The second quarter was marked by two categories of interest rates around the world: historically low (US) and incomprehensibly low (various countries worldwide). Despite a jobless rate of 3.7 percent, fears of trade tension fallout and mixed economic numbers have increased expectations for US interest rate cuts. The US 10-year bond briefly fell below 2 percent during the second quarter. This would be low by any measure of past rates throughout US history. But, in this surreal world, this yield would have to be considered high yield in comparison to other nations. Europe has sported lower yields than the US for years, but the absolute and relative spreads are still breathtaking. German 10-year bonds are currently at -0.38 percent, Netherland yields are -0.27%. Remember all the negative headlines about Italy and Greece potentially breaking up the EU? Their 10-year bonds are 1.5% and 2.0%. And the crazy interest rate world has spread to, shall we say, more emerging markets. Any interest in lending money to Poland or The Czech Republic for 10 years? You will receive close to nothing or be forced to pay a couple of basis points for the privilege.

The desire for yield has also plagued the corporate world with nearly 30 percent of Euro-denominated investment grade bonds now sporting negative yields.

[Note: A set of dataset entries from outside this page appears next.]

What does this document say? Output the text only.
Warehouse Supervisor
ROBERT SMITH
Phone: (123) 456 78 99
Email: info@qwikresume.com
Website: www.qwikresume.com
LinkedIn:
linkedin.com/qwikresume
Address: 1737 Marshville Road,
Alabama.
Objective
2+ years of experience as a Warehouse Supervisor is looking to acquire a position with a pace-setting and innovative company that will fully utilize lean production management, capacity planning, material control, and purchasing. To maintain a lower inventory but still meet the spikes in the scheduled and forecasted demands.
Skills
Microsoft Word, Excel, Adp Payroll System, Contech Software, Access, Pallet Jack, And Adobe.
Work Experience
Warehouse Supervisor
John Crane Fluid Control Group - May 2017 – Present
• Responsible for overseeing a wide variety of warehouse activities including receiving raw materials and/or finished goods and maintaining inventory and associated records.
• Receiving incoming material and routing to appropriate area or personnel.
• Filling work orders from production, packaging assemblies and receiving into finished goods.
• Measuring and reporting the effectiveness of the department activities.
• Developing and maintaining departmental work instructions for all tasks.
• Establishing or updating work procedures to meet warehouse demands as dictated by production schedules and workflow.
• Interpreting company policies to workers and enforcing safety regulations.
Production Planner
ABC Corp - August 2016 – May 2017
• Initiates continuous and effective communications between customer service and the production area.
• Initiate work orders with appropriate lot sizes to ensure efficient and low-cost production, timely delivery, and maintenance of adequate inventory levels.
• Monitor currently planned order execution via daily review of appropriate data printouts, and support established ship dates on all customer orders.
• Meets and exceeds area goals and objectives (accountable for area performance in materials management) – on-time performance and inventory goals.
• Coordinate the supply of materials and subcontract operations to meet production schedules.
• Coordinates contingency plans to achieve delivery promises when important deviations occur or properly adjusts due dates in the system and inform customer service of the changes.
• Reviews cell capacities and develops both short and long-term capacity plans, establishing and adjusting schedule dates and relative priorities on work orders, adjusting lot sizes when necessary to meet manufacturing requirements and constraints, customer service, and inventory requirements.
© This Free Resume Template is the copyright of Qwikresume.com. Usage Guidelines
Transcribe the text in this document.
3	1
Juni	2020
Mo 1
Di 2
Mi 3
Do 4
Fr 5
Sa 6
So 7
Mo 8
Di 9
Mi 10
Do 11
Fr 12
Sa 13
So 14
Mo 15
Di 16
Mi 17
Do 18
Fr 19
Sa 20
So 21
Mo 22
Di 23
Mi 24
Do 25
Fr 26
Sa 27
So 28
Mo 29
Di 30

Roughly 2 percent of the European high-yield market has negative yields. In past letters, we noted that our cable names, though leveraged, operate in far better markets than French cable firm Altice and were far more responsible in how they structured debt. Even 2 years ago, we could not have imagined the day when Altice, the true “high yield” borrower if there ever was one, would sport negative yields on certain short-term debt. That day has come.

The golden rule of finance is that a dollar today is worth more than a dollar tomorrow. How much more? Well, it depends on a host of factors, but perhaps no more important than the level of interest rate, as investors must judge whether to own a risk asset or be content to be paid the so-called riskless return. So, what is an investor to do in this type of world where rates have plummeted and stayed far lower than nearly anyone would have predicted? It is far from easy. Could an investor have predicted 5 years ago that this interest rate scenario would have persisted and gone to further extremes? We would argue “no,” but there are a host of opinions on this. The valuations on a large number of technology companies and the parade of cash-burning IPO companies suggest that investors are chasing growth in any form. Certainly, our returns would have been better served if we had more exposure to growth/software as a service/or most recent initial public offering. So, with the benefit of hindsight, we have committed an error of omission which has negatively impacted returns, but does one fix this by now chasing growth? As value investors, one could predict our answer would be “no,” but this decision admittedly may not prove to be correct for some period of time. We still see pockets of value in companies (in our opinion) unfairly tainted as secular decliners, despite possessing more resilient businesses. We also see considerable value in markets outside the United States. With several of our names trading at inexpensive relative and absolute valuation levels, we feel more comfortable with our portfolio versus investing in some of the frothier technology areas of the market or…paying money to The Czech Republic/Poland for the privilege of lending for 10 years.